First remember that machine words are of fixed size. Say 4, and that your input is:
+---+---+---+---+
| a | b | c | d |
+---+---+---+---+
Then pushing everything one position to the left gives:
+---+---+---+---+
| b | c | d | X |
+---+---+---+---+
Question what to put as X?
- with a shift put 0
- with rotate put
a
Now push everything one position to the right gives:
+---+---+---+---+
| X | a | b | c |
+---+---+---+---+
Question what to put as X?
- with a logical shift put 0
- with an arithmetic shift put
a
- with rotate put
d
Roughly.
Logical shift correspond to (left-shift) multiplication by 2, (right-shift) integer division by 2.
Arithmetic shift is something related to 2's-complement representation of signed numbers. In this representation, the sign is the leftmost bit, then arithmetic shift preserves the sign (this is called sign extension).
Rotate has no ordinary mathematical meaning, and is almost an obsolete operation even in computers.
--EDIT---------------------
A note on arithmetic shift and 2-complement numbers.

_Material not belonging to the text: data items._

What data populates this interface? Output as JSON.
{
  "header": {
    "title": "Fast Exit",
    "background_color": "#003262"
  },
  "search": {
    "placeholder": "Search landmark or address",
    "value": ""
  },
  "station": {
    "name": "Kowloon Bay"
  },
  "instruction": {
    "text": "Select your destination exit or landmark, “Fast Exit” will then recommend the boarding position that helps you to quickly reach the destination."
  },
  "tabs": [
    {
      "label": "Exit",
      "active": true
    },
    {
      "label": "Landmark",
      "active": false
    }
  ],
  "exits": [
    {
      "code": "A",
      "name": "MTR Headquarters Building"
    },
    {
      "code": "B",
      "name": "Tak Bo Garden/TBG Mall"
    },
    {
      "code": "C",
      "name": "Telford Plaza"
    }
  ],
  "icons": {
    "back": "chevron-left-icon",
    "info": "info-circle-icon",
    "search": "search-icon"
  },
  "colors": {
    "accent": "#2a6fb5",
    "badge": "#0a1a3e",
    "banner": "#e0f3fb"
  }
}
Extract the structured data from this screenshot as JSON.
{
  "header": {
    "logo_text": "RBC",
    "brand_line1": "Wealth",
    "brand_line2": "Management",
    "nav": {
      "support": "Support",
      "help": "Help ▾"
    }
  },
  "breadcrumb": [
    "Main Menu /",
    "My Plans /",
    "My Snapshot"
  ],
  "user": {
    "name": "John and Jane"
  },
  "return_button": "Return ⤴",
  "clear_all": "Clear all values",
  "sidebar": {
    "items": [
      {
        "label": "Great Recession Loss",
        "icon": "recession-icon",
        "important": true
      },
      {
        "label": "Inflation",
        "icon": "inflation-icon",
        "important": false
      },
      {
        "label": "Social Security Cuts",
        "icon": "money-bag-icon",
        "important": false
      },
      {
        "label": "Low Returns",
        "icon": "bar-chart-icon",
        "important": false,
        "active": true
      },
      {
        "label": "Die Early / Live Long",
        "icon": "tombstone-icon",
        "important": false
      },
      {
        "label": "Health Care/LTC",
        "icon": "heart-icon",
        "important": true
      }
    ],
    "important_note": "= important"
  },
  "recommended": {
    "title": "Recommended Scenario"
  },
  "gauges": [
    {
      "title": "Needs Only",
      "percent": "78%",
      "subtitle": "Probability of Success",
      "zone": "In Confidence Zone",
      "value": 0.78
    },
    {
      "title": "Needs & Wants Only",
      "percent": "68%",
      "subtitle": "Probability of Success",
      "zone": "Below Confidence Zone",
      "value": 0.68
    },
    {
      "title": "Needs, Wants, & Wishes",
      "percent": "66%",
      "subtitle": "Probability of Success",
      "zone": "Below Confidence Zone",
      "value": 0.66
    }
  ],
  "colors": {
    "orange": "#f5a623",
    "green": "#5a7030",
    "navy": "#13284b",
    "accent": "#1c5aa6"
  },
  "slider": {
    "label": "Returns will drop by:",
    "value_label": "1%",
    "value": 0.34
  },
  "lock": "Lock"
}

For the sake of simplicity, suppose we work on binary representation of length 6.
For a digit a
we denote its 2-complement by A
and the converse (~a = A and ~A=a).
Any integer 0≤n<32 has the base 2 representation 0abcde, and its negative counterpart has the representation 1ABCDE + 1. Note that -0 has the same representation as 0.
We want x+-x=0, as 0abcde+1ABCDE = 111111, and 111111+1 = 000000
(fixed length representation we can omit the carry that overflows) we then know that -x is obtained by ~x+1.
Now what is the binary representation of -n/2?
The binary representation of n/2 is 00abcd, and its negative counterpart has the representation 11ABCD + 1, then to divide a 2's-complement binary number by 2 we just have to shift bits to the right and duplicate the original left bit on the same position.